On Oct 7, 2015, at 17:44 , Rick Mann <email@hidden> wrote:
Well, the promise of the playground is fast prototyping. But the problem actually shows up in Xcode, too, since it's a crash in SourceKitService. Just typing away in Xcode makes it crash.
FWIW, my gut feeling about what mostly causes Source Kit to crash is nesting errors. For example, if you’re using generics, you need to use matched ‘< … >’ bracketing, which means of course that there are at least short intervals where you have an opening bracket but no closing bracket. If you’re inserting something into existing code, then this causes the overall nesting structure to shift suddenly to something that’s very, very wrong (since it “consumes” other bracketing that already exists), and the source code becomes so nonsensical to analysis that Source Kit and/or the compiler just give up.

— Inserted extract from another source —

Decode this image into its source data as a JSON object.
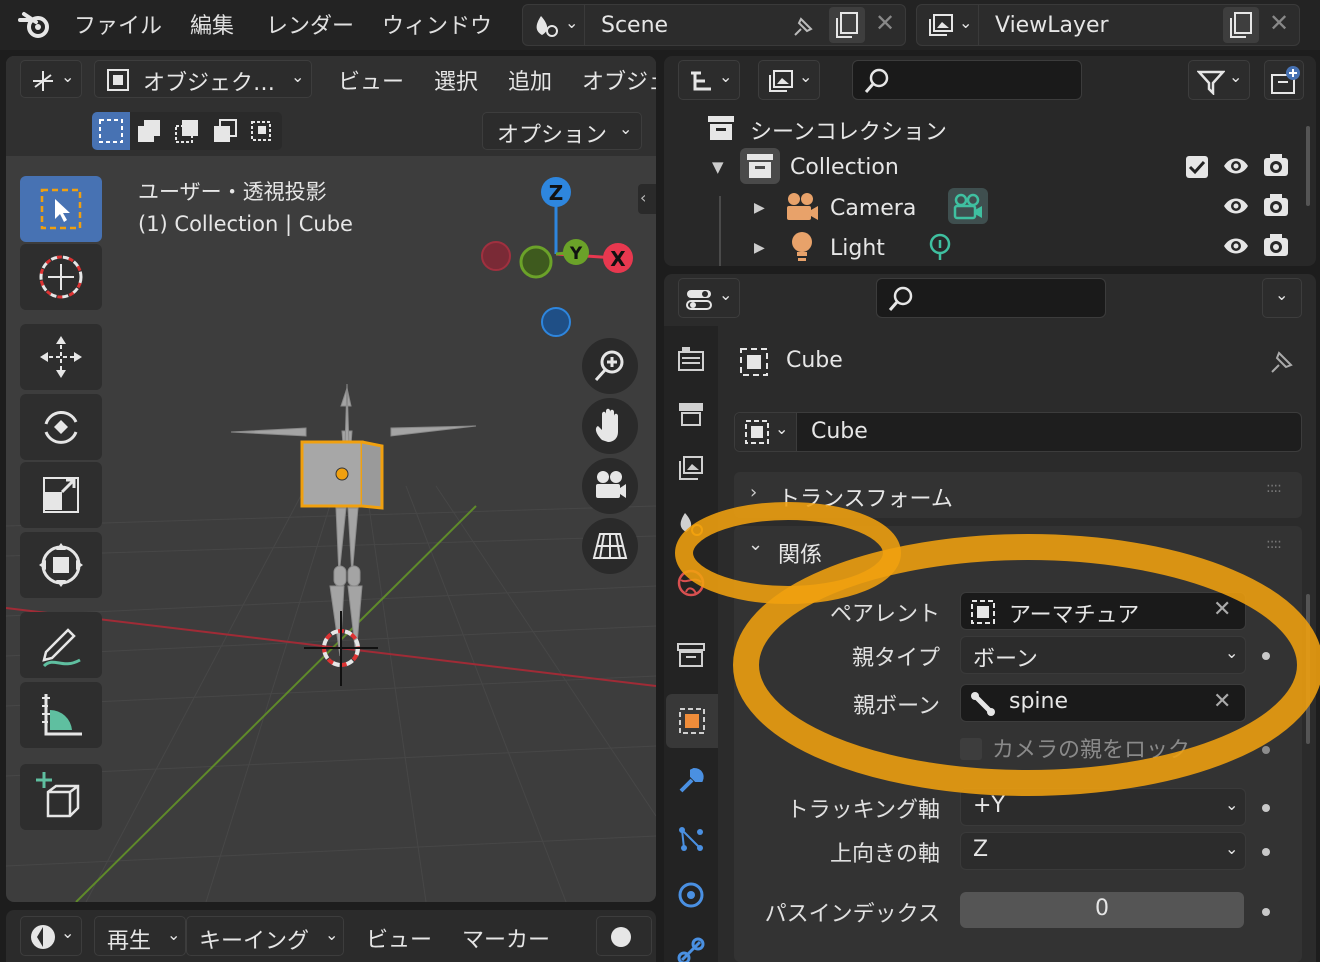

In effect, the problem is that the compiler continues trying to make sense of the fubar'ed source long past the point where it should have given up. That’s a compiler error reporting/recovery defect, and it’s not that surprising in a fairly new compiler — deepening strategies for good error detection and reporting is a whole other phase of compiler development lifetime.
My point is that you’ll probably see more of such problems in playgrounds, because you’re prototyping and frequently changing basic structure like bracketing.
In my experience so far, generic angle brackets and braces in property implementations are the biggest cause of difficulty. Square brackets and parentheses perhaps not so much, maybe because the compiler uses a different syntax analysis algorithm for expressions, the context where these mostly occur. Braces in method implementations are probably easier because there’s the unique ‘func’ keyword to serve as absolute punctuation.
The other possible factor is that C-like languages necessarily have a distinct lexical phase (even if the compiler is clever enough to run it simultaneously with a syntax analysis phase). That is, in C there is a dumb analysis first, and one or more smart analyses afterward. Nesting errors are caught by the dumb analysis, which limits the secondary errors. Swift is probably more integrated in its approach, and therefore more vulnerable to meltdown.
This is all pure speculation, of course, but perhaps it may help to think of Swift as still climbing a pretty high mountain. If progress seems too slow, you can choose not to continue using it in earnest.